Two Gallants “What The Toll Tells”
トゥー・ギャランツ 『ホワット・ザ・トール・テルズ』
発売: 2006年2月13日(イギリス), 2006年2月21日(アメリカ)
レーベル: Saddle Creek (サドル・クリーク)
プロデュース: Scott Solter (スコット・ソルター)
カリフォルニア州サンフランシスコ出身の2ピース・バンド、トゥー・ギャランツの2ndアルバム。バンド名の由来は、アイルランドの小説家・ジェイムズ・ジョイス(James Joyce)の短編小説集『ダブリン市民』(Dubliners)に収録の小説タイトルから。
「フォーク・デュオ」というと、ゆずやコブクロを想像する方も、いらっしゃるでしょう。トゥー・ギャランツも、アコースティック・ギターを主軸にした2人組であり、フォーク・デュオと呼んでも差し支えありません。
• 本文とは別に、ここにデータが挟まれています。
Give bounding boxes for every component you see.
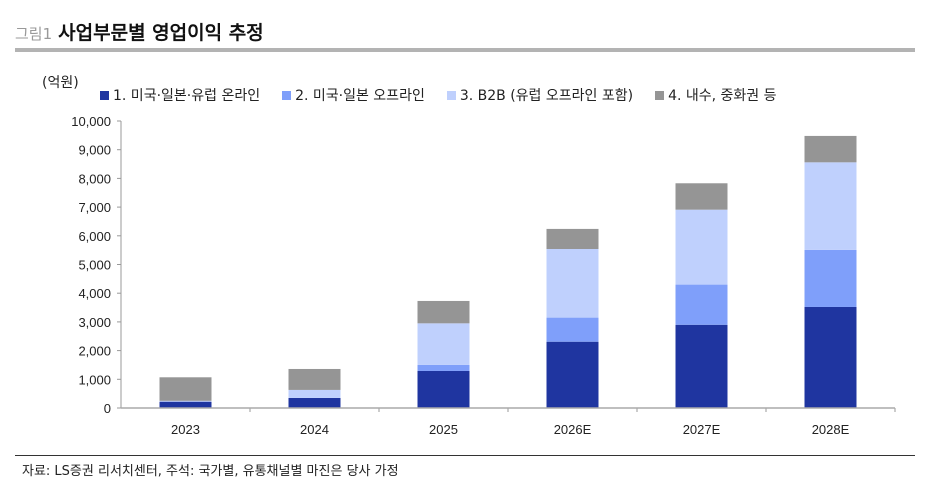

しかし、ギターに合わせて、爽やかにハモるグループを想像すると、見事に予想を裏切られます。
しばしば「パンクとブルースを注入したフォーク・ロック」と形容されるぐらい、パワフルで躍動感に溢れた演奏を展開するのが、トゥー・ギャランツの特徴。本作も、サウンドの面では、アコギやハーモニカを用いて、フォーク的でありながら、ロックが持つ高揚感とダイナミズムを、多分に含んだ音楽を繰り広げています。
1曲目の「Las Cruces Jail」は、木枯らしが吹きぬける中を、ブルージーなギターと笛が鳴り響くイントロから始まります。その後、ボーカルが入ってきて、バンドによる演奏が始まるのですが、アコースティック楽器を主軸にしながらも、ドタバタと躍動するアンサンブルと、かすれながらもパワフルにシャウトするボーカルに、圧倒されることでしょう。
2曲目「Steady Rollin’」は、ギターのアルペジオを中心にした、牧歌的なサウンドを持った1曲。穏やかな雰囲気ながら、ボーカルはパワフルで、ドラムは立体的。リズムが伸縮するように躍動します。
4曲目「Long Summer Day」では、各楽器とも飛び跳ねるように躍動し、立体的でいきいきとしたアンサンブルが展開。フォーキーなサウンドと、パンクの攻撃性、ブルースの土臭さが溶け合った、カラフルな1曲です。
5曲目「The Prodigal Son」は、ギターとドラムを中心に、全ての楽器がリズムを噛み合い、ゆるやかなグルーヴ感を持った演奏が展開する1曲。
6曲目「Threnody」は、9分を超えるスローテンポのバラード。前半はボーカルとギターが、丁寧に音を紡いでいき、再生時間1:45あたりからドラムが入ってくると、アンサンブルが立体的に広がっていきます。
7曲目「16th St. Dozens」は、本作には珍しく、激しく歪んだギター・サウンドが用いられた1曲。アコースティック楽器のみでも十分パワフルで、ダイナミズムの大きいトゥー・ギャランツですが、この曲ではノイジーでジャンクなギターの歪みが、サウンドにさらなる厚みをもたらしています。
8曲目「Age Of Assassins」では、みずみずしい音色のギターと、立体的なドラムが、飛び跳ねるように躍動していきます。テンポを随所で切り替え、サウンドとリズムの両面でコントラストの鮮やかな1曲。
9曲目「Waves Of Grain」では、いつにも増して、ボーカルがエモーショナル。ドラムが叩きつけるようにリズムを刻み、ギターはその間を埋めるように音を紡いでいきます。リズムが次土と変化し、色彩豊かな展開を見せる1曲。
オーガニックな楽器の響きを使いながら、パンクやハードロックにも負けないダイナミズムを実現しているアルバムです。
アコースティック・ギターとドラムがアンサンブルの中心ですが、エレキを用いたロックバンドにも負けない、パワフルなサウンドと躍動感を持っています。また、適度にざらついたボーカルの声にも、ブルースとパンクを合わせた魅力があります。
トゥー・ギャランツが結成されたサンフランシスコというと、同じくフォークを基調とした2人組・ドードース(The Dodos)の出身地でもありますが、サンフランシスコにはフォークをダイナミックに響かせる土壌があるのでしょうか?
そのように感じるほど、両者ともフォークを下敷きに、ロック的なダイナミズムに溢れた音楽を鳴らしています。
日本には似ているバンドがありませんし、ドードースと並んで、心からオススメしたいバンドのひとつです。